PHOTO BY PAULA MULLER
Members of the Islamic Society of the North Shore demonstrate prayer during the “Talk to a Muslim” event held at Masjid Us-Salaam on Lynnfield Street, Lynn.
By GAYLA CAWLEY
LYNN — The Islamic Society of the North Shore gave residents a chance to meet their Muslim neighbors on Sunday, joining 17 other mosques across Massachusetts that also opened their doors.
“This is what it’s really all about, for you to see us, for us to see you, to know each other and hopefully this will be the beginning of a great relation for our community,” said Fawaz Abusharkh, who led part of the “Ask A Muslim” Open Mosque Day discussion at
Islamic Society of the North Shore (ISNS) “Masjid Us-Salam.”
Abusharkh said the three discussion topics — human rights in Islam, Christianity & other religions in Islam, and women’s rights in Islam — were chosen because they were good conversation starters, important, and things that may be the most unknown to people who aren’t Muslim.
Attendees had a chance to witness a Muslim prayer service at the beginning of the program, with prayers set to be held in between discussion topics.
Abusharkh said the open house on Sunday was not any different than what people could do every day at the mosque.
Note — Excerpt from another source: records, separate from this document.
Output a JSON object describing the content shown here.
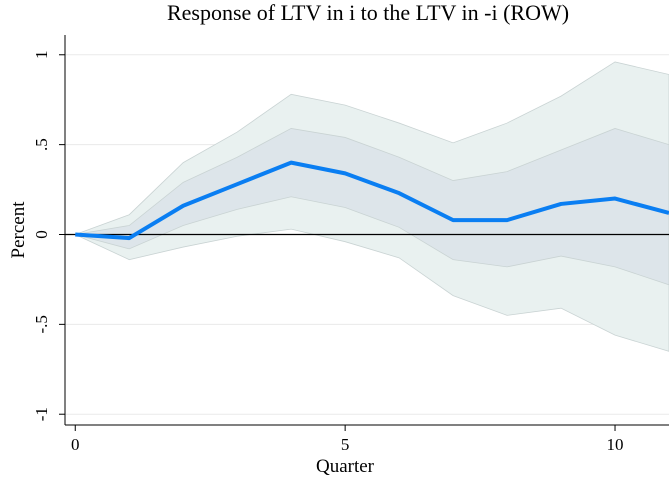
{
  "chart_data": {
    "type": "line",
    "title": "Response of LTV in i to the LTV in -i (ROW)",
    "x_label": "Quarter",
    "y_label": "Percent",
    "x": [
      0,
      1,
      2,
      3,
      4,
      5,
      6,
      7,
      8,
      9,
      10,
      11
    ],
    "series": [
      {
        "color": "#0a7ef2",
        "values": [
          0,
          -0.02,
          0.16,
          0.28,
          0.4,
          0.34,
          0.23,
          0.08,
          0.08,
          0.17,
          0.2,
          0.12
        ]
      }
    ],
    "bands": [
      {
        "color": "#e9f1f0",
        "lower": [
          0,
          -0.14,
          -0.07,
          -0.01,
          0.03,
          -0.04,
          -0.13,
          -0.34,
          -0.45,
          -0.41,
          -0.56,
          -0.65
        ],
        "upper": [
          0,
          0.11,
          0.4,
          0.57,
          0.78,
          0.72,
          0.62,
          0.51,
          0.62,
          0.77,
          0.96,
          0.89
        ]
      },
      {
        "color": "#dde5ea",
        "lower": [
          0,
          -0.08,
          0.05,
          0.14,
          0.21,
          0.15,
          0.04,
          -0.14,
          -0.18,
          -0.12,
          -0.18,
          -0.28
        ],
        "upper": [
          0,
          0.05,
          0.29,
          0.43,
          0.59,
          0.54,
          0.43,
          0.3,
          0.35,
          0.47,
          0.59,
          0.5
        ]
      }
    ],
    "hline": 0,
    "xlim": [
      -0.19,
      11
    ],
    "ylim": [
      -1.06,
      1.11
    ],
    "xticks": [
      0,
      5,
      10
    ],
    "yticks": [
      -1,
      {
        "value": -0.5,
        "label": "-.5"
      },
      0,
      {
        "value": 0.5,
        "label": ".5"
      },
      1
    ],
    "grid": true
  }
}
Anybody is welcome, any time, he said. He said the event was a way to reach out to people.
“If people know about each other, understand each other, then get together and they’ll love each other because at the end, we all have the same hopes,” Abusharkh said. “We all have the same dreams.
“There is a big misinformation and misunderstanding about many things and Islam is one of those things, and I think it’s important to introduce the religion and to let people know about it. Don’t hate me until you know me,” he continued.
With Islamophobia becoming a big issue not just in the United States, but also in England and other countries, Abusharkh said, “I think it’s important that we tell people that we are like everybody else. Ask me before you judge me.”
Discussion leaders described Islam as a peaceful religion that believes in harmony and coexistence with other faiths and religions.
Sen. Thomas McGee (D-Lynn) said what struck him from his trip to Jerusalem in the 1990s was how much people share in common in the world, and how that was important to focus on, rather than what divides people. One story in particular, regarding Abraham being asked by God to sacrifice his son, Isaac, is important to three different religions, the Christian, Jewish and Muslim faith, he said.
“I look forward to working with you together to make sure that this community continues to be one community that recognizes all faiths, all religions and is one community, and we’re all part of the city of Lynn,” McGee said.
The ISNS bought their 8,772 square-foot building in 2012 for $290,000. Their goal is to make improvements to the facility so it can accommodate 800 people.